Risk is calculated using an algorithm that considers all the different factors outlined above and is given as a percentage of risk of CVD over the next 10 years. The risk is colour-coded 

< 10% risk – Green 

10-20% risk – Orange 

> 20% risk – Red 

This algorithm is called the (modified) Framingham Score. Current National Institute for Health and Clinical Excellence (NICE) guidelines suggest that a formal risk assessment should be undertaken if your Framingham risk is calculated as >20% 

OR if you already have: 

  • Coronary heart disease (history of previous heart attack) or major atherosclerosis 
  • A family tendency to have a high cholesterol level 
  • Kidney disease including problems with your kidneys related to diabetes 
  • Diabetes (type I or type II) 

The scoring system should not be used to calculate your risks, and you need your doctor to undertake an individual review of your risks 

Other models to assess risk of CVD 

Your doctor may have already assessed your specific risks and in discussion given you some choices about the next steps in your treatment or advised you on the best way to reduce your risks without medication. We know that having good control of your RA is one important way of reducing the risk of CVD. NICE has produced a patient information leaflet that you might find helpful ( – lipids modification/information for the public). 

New tools to assess CVD 

Recently a new tool called QRISK2 has been developed to assess people at high risk of CVD. It is early days, but it appears to be an improved tool compared to the Framingham score because it includes in its calculations: 

  • Specific issues related to ethnicity that affect the 10-year risk of CVD 
  • Calculations based on other factors such as RA, renal disease and atrial fibrillation (a type of heart condition) 
  • Social issues that can increase an individual’s risks. For example, people who are socially deprived have a higher risk of CVD 

There is also a medical paper about the QRISK2 – Author: Hippisley-Cox J et al. entitled: Predicting cardiovascular risk in England and Wales; prospective derivation and validation of QRISK2. It can be accessed online from British Medical Journal; (2008)336.a 332. 

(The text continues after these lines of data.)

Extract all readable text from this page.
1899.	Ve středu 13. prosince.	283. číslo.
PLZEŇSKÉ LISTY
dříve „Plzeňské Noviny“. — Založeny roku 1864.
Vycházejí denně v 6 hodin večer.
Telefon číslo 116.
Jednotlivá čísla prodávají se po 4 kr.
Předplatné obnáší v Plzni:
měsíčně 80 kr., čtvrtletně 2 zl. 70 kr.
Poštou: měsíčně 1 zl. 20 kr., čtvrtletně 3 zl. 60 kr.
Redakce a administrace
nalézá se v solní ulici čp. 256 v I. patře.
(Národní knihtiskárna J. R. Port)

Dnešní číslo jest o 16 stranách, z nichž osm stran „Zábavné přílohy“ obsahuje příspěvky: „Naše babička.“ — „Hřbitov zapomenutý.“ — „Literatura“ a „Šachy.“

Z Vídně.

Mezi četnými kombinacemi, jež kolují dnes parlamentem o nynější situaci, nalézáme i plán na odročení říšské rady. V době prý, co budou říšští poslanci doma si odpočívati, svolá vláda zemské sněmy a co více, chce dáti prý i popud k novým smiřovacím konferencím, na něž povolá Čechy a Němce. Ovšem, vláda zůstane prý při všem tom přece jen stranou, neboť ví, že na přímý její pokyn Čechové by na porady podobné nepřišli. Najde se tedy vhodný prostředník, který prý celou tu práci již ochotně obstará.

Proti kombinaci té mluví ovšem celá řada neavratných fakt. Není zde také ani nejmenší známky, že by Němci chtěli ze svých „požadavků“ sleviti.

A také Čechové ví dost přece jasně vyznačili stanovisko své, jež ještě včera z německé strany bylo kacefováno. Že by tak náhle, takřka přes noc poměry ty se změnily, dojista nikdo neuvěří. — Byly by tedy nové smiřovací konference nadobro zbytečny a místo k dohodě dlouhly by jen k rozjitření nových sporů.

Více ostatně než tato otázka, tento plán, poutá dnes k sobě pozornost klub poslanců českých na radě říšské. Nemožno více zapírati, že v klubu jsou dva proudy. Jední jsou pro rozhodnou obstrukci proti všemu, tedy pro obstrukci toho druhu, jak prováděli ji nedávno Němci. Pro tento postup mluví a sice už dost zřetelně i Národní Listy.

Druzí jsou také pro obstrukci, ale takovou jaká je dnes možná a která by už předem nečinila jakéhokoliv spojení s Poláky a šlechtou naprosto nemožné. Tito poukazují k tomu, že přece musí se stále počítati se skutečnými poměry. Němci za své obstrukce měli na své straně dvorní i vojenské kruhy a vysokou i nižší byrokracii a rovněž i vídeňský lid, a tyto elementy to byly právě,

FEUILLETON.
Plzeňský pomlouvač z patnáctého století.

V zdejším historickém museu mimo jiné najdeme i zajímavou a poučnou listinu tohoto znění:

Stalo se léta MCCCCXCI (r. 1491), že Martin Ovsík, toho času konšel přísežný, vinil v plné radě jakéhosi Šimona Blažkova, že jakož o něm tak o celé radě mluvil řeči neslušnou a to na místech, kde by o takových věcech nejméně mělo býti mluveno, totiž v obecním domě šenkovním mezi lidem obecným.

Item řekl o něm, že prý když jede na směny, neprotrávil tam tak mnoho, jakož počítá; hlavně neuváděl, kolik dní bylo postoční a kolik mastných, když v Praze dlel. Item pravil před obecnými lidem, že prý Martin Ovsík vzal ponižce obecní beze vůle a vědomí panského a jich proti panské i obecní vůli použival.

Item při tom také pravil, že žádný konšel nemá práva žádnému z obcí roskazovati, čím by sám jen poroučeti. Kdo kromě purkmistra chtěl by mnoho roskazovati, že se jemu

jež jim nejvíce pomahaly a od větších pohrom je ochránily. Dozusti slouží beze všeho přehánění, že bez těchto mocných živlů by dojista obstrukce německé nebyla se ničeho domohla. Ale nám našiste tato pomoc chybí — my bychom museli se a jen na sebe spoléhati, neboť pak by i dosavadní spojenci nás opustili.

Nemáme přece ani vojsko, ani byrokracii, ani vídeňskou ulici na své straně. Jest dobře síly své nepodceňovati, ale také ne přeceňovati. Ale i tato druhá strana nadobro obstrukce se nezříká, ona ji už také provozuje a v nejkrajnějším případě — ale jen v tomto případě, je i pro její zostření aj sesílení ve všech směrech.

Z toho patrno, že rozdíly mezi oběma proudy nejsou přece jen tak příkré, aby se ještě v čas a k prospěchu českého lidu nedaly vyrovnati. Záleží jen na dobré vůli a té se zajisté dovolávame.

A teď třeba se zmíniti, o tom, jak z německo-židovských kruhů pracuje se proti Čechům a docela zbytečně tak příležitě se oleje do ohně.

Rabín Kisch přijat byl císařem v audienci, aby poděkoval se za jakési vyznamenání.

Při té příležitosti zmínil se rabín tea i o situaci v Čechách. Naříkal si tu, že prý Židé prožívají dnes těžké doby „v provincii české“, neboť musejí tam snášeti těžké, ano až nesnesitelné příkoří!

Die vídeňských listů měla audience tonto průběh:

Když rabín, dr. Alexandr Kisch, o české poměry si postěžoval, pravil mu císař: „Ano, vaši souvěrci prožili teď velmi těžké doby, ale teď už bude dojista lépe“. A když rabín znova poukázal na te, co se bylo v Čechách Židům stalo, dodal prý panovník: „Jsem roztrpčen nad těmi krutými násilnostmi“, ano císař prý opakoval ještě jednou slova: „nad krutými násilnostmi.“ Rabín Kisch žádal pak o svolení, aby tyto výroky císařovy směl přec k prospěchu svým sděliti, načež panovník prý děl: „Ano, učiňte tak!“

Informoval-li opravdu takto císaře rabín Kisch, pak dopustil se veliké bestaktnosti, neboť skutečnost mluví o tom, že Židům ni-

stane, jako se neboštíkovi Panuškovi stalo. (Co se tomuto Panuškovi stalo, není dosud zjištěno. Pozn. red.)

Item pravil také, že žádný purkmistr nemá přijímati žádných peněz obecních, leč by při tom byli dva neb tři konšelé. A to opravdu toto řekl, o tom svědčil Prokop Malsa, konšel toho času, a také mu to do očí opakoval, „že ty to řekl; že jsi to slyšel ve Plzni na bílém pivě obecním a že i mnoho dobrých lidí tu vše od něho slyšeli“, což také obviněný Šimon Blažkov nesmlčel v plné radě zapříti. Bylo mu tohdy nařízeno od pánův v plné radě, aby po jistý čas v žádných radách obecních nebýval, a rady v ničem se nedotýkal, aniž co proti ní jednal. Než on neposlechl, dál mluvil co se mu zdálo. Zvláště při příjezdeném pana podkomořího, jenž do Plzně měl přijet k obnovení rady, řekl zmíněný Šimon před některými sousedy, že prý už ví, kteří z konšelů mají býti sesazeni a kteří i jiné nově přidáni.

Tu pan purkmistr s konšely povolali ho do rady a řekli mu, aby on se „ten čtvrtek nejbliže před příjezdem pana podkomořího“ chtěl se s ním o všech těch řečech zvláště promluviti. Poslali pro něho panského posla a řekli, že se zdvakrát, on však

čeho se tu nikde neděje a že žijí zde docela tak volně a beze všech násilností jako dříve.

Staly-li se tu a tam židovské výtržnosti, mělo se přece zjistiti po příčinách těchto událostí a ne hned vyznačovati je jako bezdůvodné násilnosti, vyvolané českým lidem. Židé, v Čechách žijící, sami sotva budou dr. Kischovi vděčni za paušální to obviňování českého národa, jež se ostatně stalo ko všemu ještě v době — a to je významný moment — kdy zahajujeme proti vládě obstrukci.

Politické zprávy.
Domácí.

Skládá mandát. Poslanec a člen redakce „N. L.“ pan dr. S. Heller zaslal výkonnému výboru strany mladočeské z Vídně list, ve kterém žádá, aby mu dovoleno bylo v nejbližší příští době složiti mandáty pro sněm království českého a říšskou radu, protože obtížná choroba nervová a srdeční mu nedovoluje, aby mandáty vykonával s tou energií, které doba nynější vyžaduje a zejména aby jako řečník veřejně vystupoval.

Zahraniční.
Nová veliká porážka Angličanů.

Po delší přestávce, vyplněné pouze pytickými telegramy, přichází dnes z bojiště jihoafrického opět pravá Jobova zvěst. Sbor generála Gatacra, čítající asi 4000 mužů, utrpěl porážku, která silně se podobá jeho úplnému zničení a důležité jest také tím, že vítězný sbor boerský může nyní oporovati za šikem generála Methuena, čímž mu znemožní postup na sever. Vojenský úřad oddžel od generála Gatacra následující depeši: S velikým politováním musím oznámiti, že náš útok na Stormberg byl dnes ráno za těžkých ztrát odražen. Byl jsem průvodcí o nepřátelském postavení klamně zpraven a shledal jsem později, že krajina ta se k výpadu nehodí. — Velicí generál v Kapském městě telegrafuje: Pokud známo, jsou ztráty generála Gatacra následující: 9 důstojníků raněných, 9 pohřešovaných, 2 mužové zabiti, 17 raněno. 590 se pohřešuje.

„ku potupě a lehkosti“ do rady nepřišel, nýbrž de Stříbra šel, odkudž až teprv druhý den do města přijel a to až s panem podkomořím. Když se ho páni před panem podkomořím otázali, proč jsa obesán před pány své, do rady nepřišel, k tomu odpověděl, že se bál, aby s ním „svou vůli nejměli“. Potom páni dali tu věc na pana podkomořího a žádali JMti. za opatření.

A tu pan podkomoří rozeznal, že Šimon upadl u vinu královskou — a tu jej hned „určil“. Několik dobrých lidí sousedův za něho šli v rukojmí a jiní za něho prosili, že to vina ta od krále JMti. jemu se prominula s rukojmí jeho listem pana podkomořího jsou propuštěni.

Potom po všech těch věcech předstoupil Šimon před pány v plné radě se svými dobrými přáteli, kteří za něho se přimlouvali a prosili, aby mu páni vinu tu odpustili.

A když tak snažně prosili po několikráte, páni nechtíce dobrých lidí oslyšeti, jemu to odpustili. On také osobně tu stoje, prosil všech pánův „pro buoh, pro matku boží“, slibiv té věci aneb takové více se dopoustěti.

What should I do when I see my general practitioner? 

It is important to ask whether your risk of cardiovascular disease has been assessed. If you have had your risk assessed, you might want to know more about your score and what advice your doctor suggests you take to reduce this. You might also want to ask them about how your RA was taken into account in the assessment. Remember it is early days with the QRISK2 and it will take a while for it to be fully implemented and further researched …. but it may be a good point for discussion with your doctor.